The head-turning, musky scent of truffles fills restaurants this time of year. Chances are, if you’re dining at local eateries that like to get liberal with these treasures, such as Renato’s or La Masseria, those truffles are coming from David Iannetta, aka the Truffle Guy. The Italian native grew up in the industry and imports the flavorful fungi from his hometown of Bojano, located in the mountains of Molise, one of the country’s top producing regions. In honor of truffle season, Iannetta shares need-to-know facts about these mysterious morsels.

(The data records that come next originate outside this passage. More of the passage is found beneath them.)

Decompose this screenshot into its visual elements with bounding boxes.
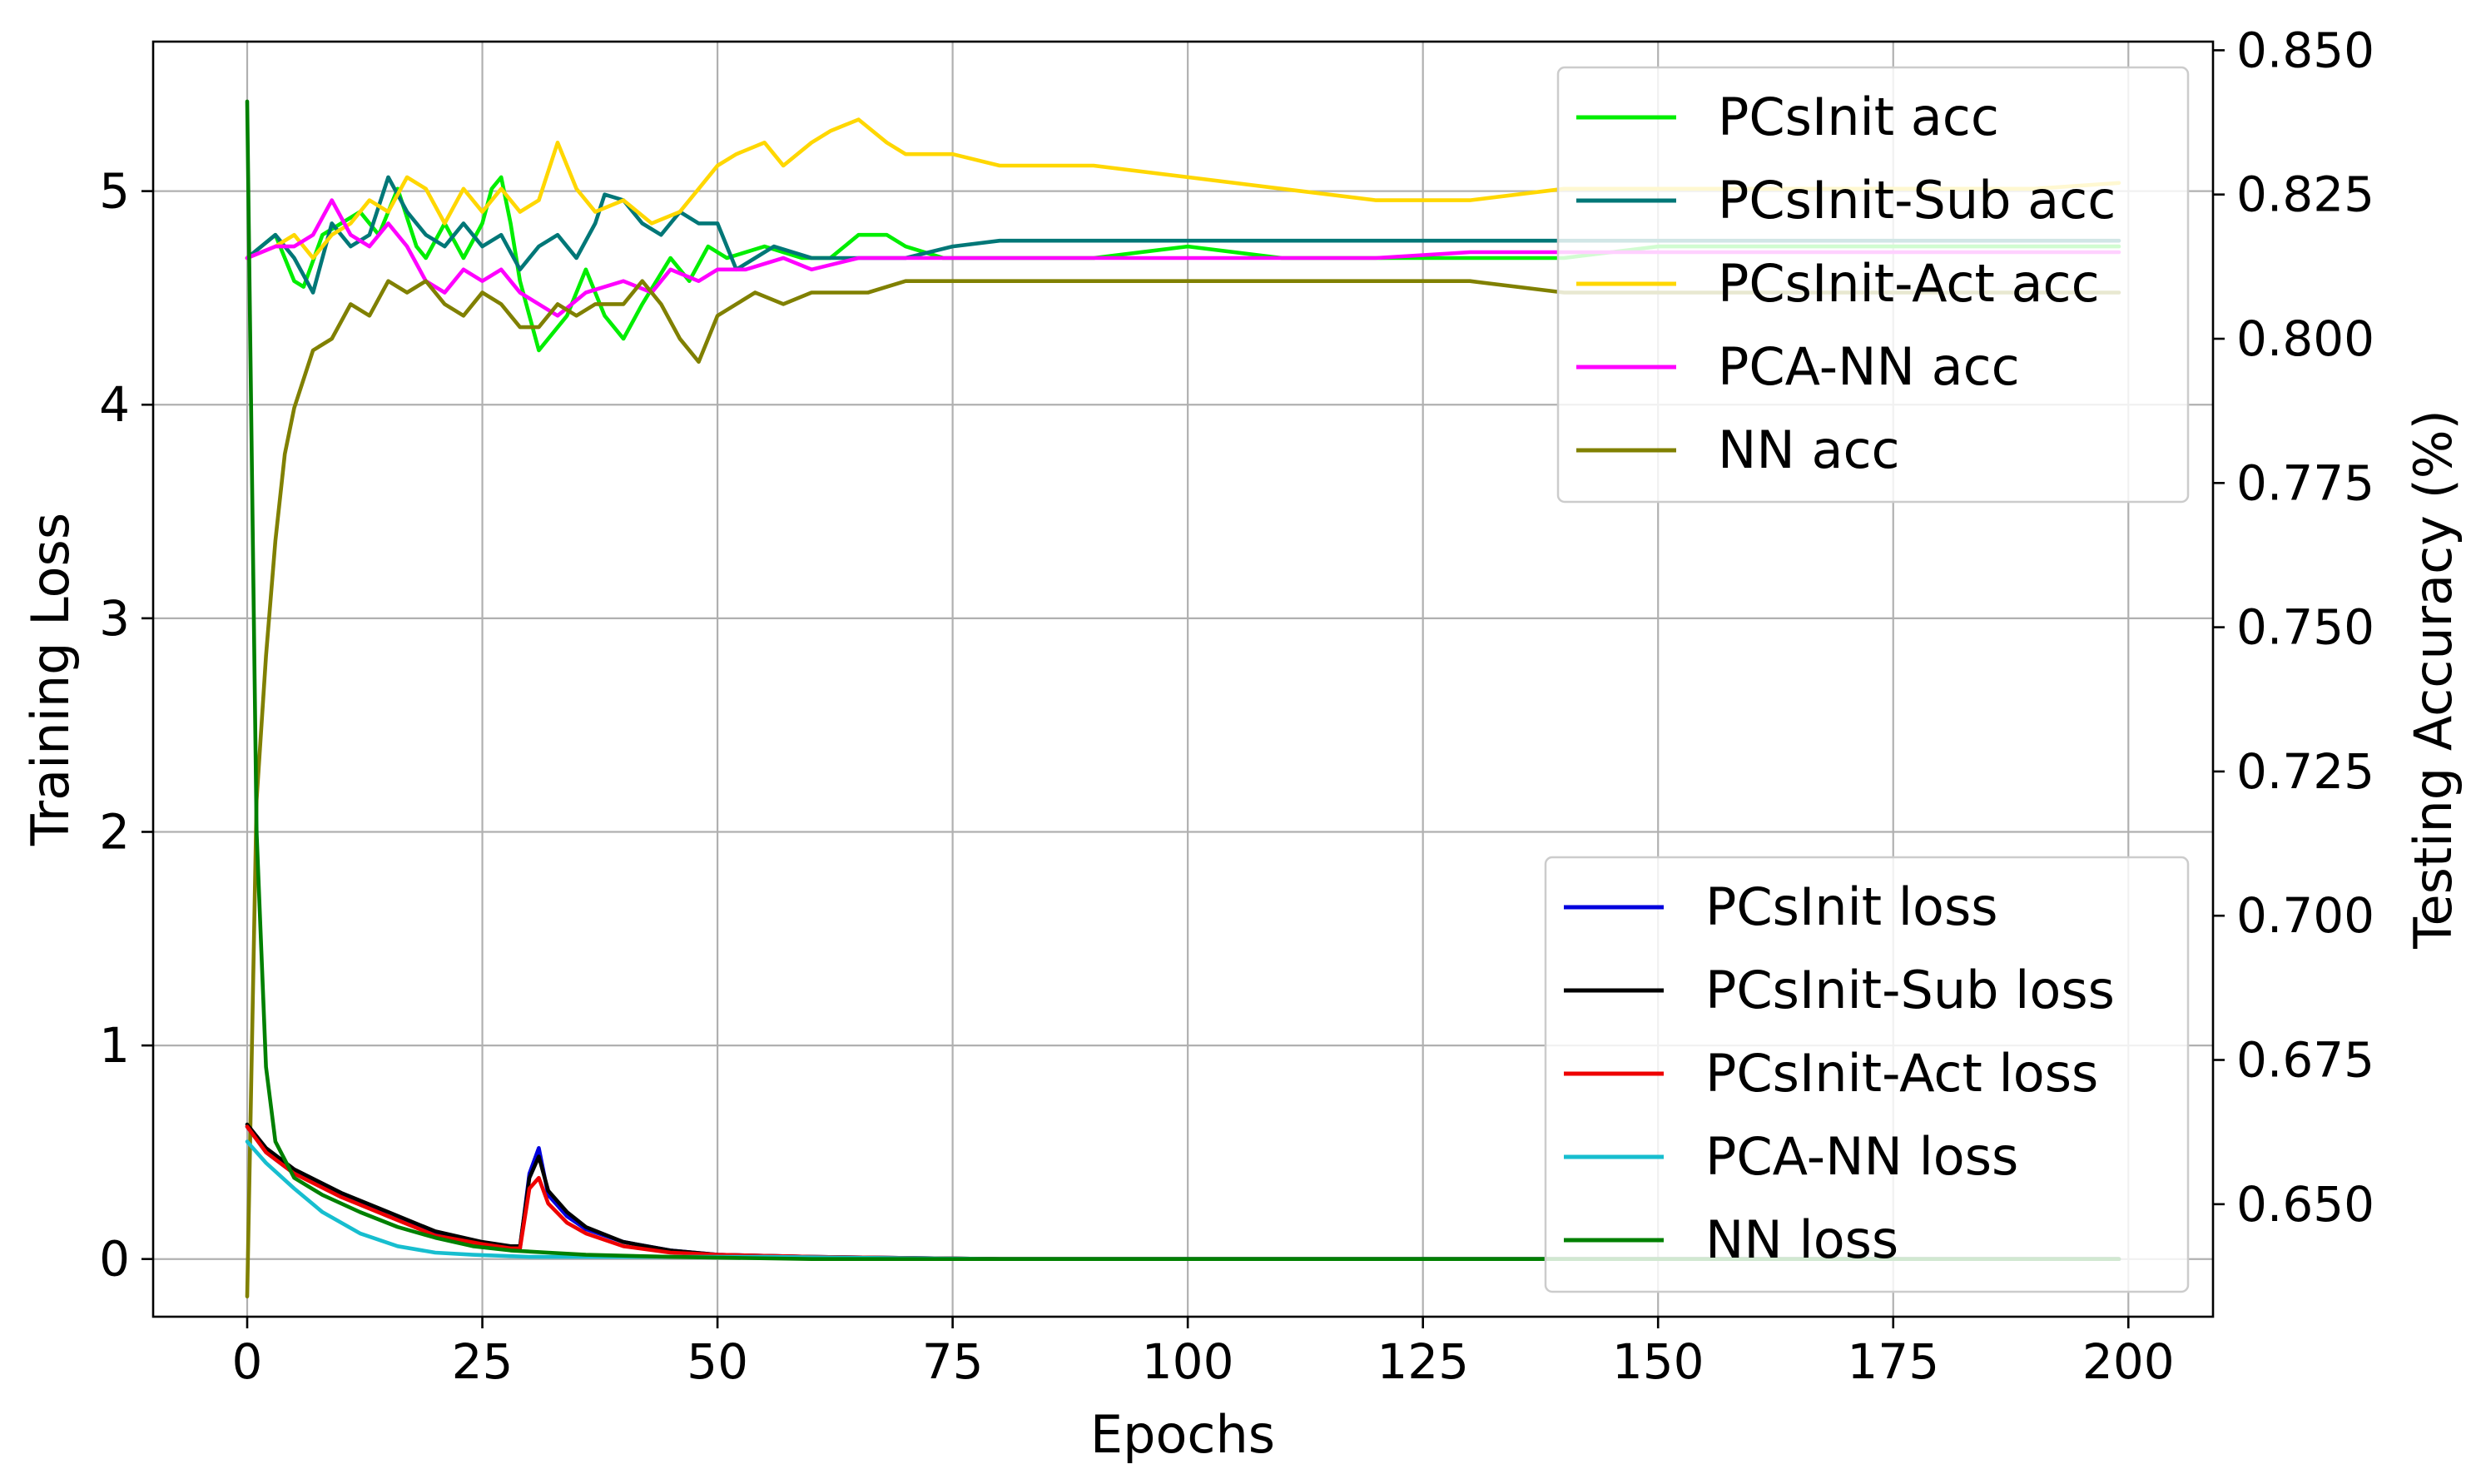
legend-label: NN acc	[1718, 419, 1900, 480]
y-right-tick-label: 0.800	[2236, 310, 2374, 367]
y-left-tick-label: 3	[99, 590, 130, 647]
x-tick-label: 25	[452, 1333, 514, 1390]
y-right-tick-label: 0.675	[2236, 1032, 2374, 1089]
loss-legend-box	[1544, 856, 2190, 1293]
series-line-pcsinit-act-acc	[245, 117, 2121, 261]
x-tick-label: 150	[1612, 1333, 1704, 1390]
legend-label: PCsInit loss	[1705, 876, 1998, 937]
y-axis-left-label: Training Loss	[20, 513, 81, 846]
legend-label: PCsInit-Act acc	[1718, 253, 2100, 314]
y-right-tick-label: 0.750	[2236, 599, 2374, 656]
y-axis-right-label: Testing Accuracy (%)	[2403, 409, 2464, 950]
legend-label: NN loss	[1705, 1209, 1898, 1270]
series-line-nn-loss	[245, 99, 2121, 1261]
y-left-tick-label: 1	[99, 1017, 130, 1074]
x-tick-label: 100	[1142, 1333, 1234, 1390]
loss-lines	[245, 99, 2121, 1261]
x-axis-label: Epochs	[1090, 1404, 1275, 1465]
x-tick-label: 75	[922, 1333, 984, 1390]
loss-legend: PCsInit loss PCsInit-Sub loss PCsInit-Act …	[1544, 856, 2190, 1293]
x-tick-label: 200	[2082, 1333, 2175, 1390]
legend-label: PCsInit-Sub acc	[1718, 170, 2116, 231]
y-left-tick-label: 4	[99, 376, 130, 433]
ticks: 0 25 50 75 100 125 150 175 200 0 1 2 3 4 5 0.650 0.675 0.…	[99, 22, 2374, 1390]
legend-label: PCA-NN acc	[1718, 336, 2020, 397]
y-right-tick-label: 0.725	[2236, 743, 2374, 800]
y-right-tick-label: 0.775	[2236, 454, 2374, 511]
series-line-pca-nn-acc	[245, 198, 2121, 318]
y-right-tick-label: 0.850	[2236, 22, 2374, 78]
y-left-tick-label: 2	[99, 803, 130, 860]
y-left-tick-label: 0	[99, 1231, 130, 1288]
legend-label: PCA-NN loss	[1705, 1126, 2018, 1187]
legend-label: PCsInit-Sub loss	[1705, 960, 2115, 1020]
y-right-tick-label: 0.825	[2236, 166, 2374, 223]
x-tick-label: 50	[687, 1333, 748, 1390]
accuracy-lines	[245, 117, 2121, 1298]
y-right-tick-label: 0.700	[2236, 887, 2374, 944]
x-tick-label: 0	[232, 1333, 263, 1390]
legend-label: PCsInit acc	[1718, 87, 1999, 147]
y-right-tick-label: 0.650	[2236, 1176, 2374, 1233]
x-tick-label: 125	[1377, 1333, 1469, 1390]
series-line-nn-acc	[245, 279, 2121, 1298]
accuracy-legend: PCsInit acc PCsInit-Sub acc PCsInit-Act ac…	[1556, 66, 2190, 504]
plot-frame	[151, 40, 2215, 1318]
x-tick-label: 175	[1847, 1333, 1939, 1390]
legend-label: PCsInit-Act loss	[1705, 1043, 2098, 1104]
acc-legend-box	[1556, 66, 2190, 504]
y-left-tick-label: 5	[99, 163, 130, 220]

- The subterranean fungi grow at the roots of a variety of trees—including oak, pine, and hazelnut—in a symbiotic relationship. Soft, well-irrigated soil encourages their growth.
The weather determines truffle availability. A robust bounty requires a rainy summer, and a drought could send prices soaring, which was the case two years ago when white truffles went for nearly $3,000 a pound.
- It takes months to train dogs to hunt for truffles, making them a target for competitors who may try to steal or poison them. Today, the curly haired Lagotto Romagnolo dogs are bred specifically to sniff out truffles.White truffles, in peak season from November through the first week of January, boast the most pungent flavor and are the priciest. Black winter truffles, peaking in January through March, are second in both price and flavor.
- What’s Iannetta’s favorite way to savor truffles? “On top of scrambled eggs with a little bit of truffle oil,” he says. “Or on top of risotto, filet mignon, or a porterhouse steak. And always with a good Barolo.”